If you do get the courage to cross the bridge (which you should as it’s really fun), you’ll find a somewhat overgrown picnic area on the far side. There also seems to be some user-created trails that head off into the woods and toward a nearby active railroad track. I didn’t have a chance to take the trails on this trip.
Once you’ve enjoyed the bridge, make sure to take a second to check out the bridge from below, which is quite a neat scene in its own right.
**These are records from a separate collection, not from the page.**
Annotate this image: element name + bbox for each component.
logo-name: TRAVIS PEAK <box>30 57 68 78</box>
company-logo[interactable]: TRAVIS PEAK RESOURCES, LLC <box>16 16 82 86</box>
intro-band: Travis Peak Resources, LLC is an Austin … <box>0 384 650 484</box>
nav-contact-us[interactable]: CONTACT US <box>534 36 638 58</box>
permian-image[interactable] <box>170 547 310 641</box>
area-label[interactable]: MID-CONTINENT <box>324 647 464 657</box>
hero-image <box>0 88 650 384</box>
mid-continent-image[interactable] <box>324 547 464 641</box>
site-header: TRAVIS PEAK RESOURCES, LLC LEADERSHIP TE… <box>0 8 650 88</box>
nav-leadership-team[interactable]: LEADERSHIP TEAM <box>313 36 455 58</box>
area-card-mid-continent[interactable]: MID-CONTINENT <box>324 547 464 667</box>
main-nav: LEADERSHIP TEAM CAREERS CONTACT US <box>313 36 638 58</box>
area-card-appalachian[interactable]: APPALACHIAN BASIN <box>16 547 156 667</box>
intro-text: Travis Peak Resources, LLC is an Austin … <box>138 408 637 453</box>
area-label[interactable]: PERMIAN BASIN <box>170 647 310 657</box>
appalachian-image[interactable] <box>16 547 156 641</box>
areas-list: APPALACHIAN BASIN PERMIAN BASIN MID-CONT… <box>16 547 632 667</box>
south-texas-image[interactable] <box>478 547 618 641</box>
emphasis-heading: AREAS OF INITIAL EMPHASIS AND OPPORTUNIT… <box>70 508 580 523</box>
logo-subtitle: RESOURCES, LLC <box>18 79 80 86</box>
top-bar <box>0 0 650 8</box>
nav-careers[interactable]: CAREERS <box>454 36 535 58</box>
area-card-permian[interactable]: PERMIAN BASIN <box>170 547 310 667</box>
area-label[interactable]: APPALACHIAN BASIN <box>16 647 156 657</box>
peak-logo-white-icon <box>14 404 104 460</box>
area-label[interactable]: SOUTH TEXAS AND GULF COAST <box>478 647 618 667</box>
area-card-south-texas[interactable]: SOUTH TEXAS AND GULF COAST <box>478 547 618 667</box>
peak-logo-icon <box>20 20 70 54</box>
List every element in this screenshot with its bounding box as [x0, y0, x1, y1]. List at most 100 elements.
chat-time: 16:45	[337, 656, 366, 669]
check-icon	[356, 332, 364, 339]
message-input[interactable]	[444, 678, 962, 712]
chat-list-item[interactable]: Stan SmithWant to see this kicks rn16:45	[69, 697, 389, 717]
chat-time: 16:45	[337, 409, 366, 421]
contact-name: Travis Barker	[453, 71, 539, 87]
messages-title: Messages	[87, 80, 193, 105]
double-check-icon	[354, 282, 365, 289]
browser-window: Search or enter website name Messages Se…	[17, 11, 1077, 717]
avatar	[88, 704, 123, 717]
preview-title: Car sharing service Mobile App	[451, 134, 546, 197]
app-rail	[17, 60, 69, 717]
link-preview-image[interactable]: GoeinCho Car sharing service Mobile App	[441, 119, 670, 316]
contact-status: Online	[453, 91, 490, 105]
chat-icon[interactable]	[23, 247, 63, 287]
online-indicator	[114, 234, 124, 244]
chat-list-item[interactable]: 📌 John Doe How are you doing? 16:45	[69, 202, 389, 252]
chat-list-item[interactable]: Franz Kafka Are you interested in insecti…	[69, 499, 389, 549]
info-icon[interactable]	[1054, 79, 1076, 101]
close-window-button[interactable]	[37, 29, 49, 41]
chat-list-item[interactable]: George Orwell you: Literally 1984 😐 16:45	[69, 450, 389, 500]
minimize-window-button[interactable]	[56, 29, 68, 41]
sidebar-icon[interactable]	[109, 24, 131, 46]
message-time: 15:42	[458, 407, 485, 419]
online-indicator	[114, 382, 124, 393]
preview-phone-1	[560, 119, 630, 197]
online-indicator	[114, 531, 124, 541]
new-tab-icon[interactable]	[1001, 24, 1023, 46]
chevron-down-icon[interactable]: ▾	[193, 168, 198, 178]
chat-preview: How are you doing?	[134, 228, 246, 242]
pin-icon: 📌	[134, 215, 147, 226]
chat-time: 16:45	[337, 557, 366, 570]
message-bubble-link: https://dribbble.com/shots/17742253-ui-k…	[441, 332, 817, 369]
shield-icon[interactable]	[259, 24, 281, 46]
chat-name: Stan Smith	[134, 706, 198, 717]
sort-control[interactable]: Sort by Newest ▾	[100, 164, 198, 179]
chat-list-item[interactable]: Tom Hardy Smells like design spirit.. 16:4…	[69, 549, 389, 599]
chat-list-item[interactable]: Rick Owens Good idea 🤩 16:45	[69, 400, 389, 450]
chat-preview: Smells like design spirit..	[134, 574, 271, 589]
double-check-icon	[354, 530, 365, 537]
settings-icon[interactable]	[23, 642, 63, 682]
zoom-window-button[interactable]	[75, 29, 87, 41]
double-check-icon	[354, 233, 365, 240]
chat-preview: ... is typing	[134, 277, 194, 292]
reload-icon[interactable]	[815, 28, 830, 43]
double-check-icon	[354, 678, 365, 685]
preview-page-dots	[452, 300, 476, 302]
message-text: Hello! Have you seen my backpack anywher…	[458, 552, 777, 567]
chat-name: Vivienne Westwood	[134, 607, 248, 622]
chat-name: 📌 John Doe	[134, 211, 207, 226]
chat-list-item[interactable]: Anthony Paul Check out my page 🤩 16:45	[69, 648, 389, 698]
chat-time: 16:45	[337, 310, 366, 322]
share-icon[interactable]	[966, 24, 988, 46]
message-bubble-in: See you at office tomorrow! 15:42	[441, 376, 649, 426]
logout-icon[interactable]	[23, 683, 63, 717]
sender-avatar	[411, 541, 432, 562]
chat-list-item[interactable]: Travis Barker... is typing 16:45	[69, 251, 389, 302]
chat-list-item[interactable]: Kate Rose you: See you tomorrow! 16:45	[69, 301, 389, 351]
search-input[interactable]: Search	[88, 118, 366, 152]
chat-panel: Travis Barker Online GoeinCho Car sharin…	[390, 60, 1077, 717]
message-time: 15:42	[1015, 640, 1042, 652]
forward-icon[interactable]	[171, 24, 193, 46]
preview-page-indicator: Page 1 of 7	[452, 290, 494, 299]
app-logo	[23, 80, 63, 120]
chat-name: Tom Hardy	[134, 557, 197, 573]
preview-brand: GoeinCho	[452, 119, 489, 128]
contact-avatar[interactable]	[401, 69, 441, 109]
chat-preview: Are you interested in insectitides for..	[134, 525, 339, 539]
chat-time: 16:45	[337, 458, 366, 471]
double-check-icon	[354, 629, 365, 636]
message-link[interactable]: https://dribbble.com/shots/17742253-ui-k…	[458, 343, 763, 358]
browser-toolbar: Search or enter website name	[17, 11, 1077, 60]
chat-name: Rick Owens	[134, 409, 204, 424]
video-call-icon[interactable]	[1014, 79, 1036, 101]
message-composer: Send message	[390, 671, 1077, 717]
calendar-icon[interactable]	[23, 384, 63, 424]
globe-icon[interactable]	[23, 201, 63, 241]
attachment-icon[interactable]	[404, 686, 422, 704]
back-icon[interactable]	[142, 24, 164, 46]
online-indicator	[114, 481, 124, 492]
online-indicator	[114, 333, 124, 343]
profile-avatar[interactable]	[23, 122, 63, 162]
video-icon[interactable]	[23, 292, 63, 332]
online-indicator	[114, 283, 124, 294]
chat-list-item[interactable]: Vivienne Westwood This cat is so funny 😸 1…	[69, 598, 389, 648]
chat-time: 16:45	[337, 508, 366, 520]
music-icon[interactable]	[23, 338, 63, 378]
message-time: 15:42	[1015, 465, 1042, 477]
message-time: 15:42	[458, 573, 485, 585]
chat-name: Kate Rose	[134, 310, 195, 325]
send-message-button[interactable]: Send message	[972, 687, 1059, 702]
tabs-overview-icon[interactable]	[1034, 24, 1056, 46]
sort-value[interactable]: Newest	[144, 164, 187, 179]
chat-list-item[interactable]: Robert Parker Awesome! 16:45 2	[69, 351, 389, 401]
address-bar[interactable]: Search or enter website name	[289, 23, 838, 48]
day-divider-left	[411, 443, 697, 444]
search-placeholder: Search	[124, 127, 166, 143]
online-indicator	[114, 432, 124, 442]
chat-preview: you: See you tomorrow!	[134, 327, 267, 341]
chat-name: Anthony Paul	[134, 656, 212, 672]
In fact, on the day that I visited, the lush green made me feel like I was deep in the jungle.
After you’ve had fun exploring the swinging bridge on the Little Toby Creek Trail, you have two options.
The trail continues beyond the swinging bridge for another four miles before it meets the Clarion River and another 12 miles until it reaches Ridgway, PA. Along the way, the trail’s map indicates that there are several other ghost towns, though my understanding is that, like the several that you’ll pass on the way to the swinging bridge, there isn’t really anything to see in these spots.
Instead of continuing, however, I opted to hop back on my bike and head back to the parking area. This created a nice seven-mile bike ride that was very enjoyable (The ride would be about 12 miles if you parked in the main lot in Brockway.)
It’s worth noting that the return trip has a slight uphill grade. However, even despite not having biked much in the last few years, the grade was slight enough that it posed no issues.
Overall, while I’ve ridden other rail trail with better-maintained surfaces, the Great Allegheny Passage and the Pine Creek Rail Trail to name two, the surface here was in good shape despite some recent rain and made for easy biking on my hybrid bicycle.
Even better, in addition to being a pleasant bike ride through a beautiful woodland, this trail had some interesting historic signs to read, and the swinging bridge made for a fantastic stop along the route. In fact, I’d ride the trail again solely to spend more time at this unique bridge.
So, the next time you are looking for a fun destination for a bit of bicycle riding in the Pennsylvania Wilds, I definitely recommend checking out the Clarion-Little Toby Creek Trail.
Note that this trail is almost entirely on state game lands. Wearing orange during hunting season is highly encouraged and electronic bikes are not allowed on the trail.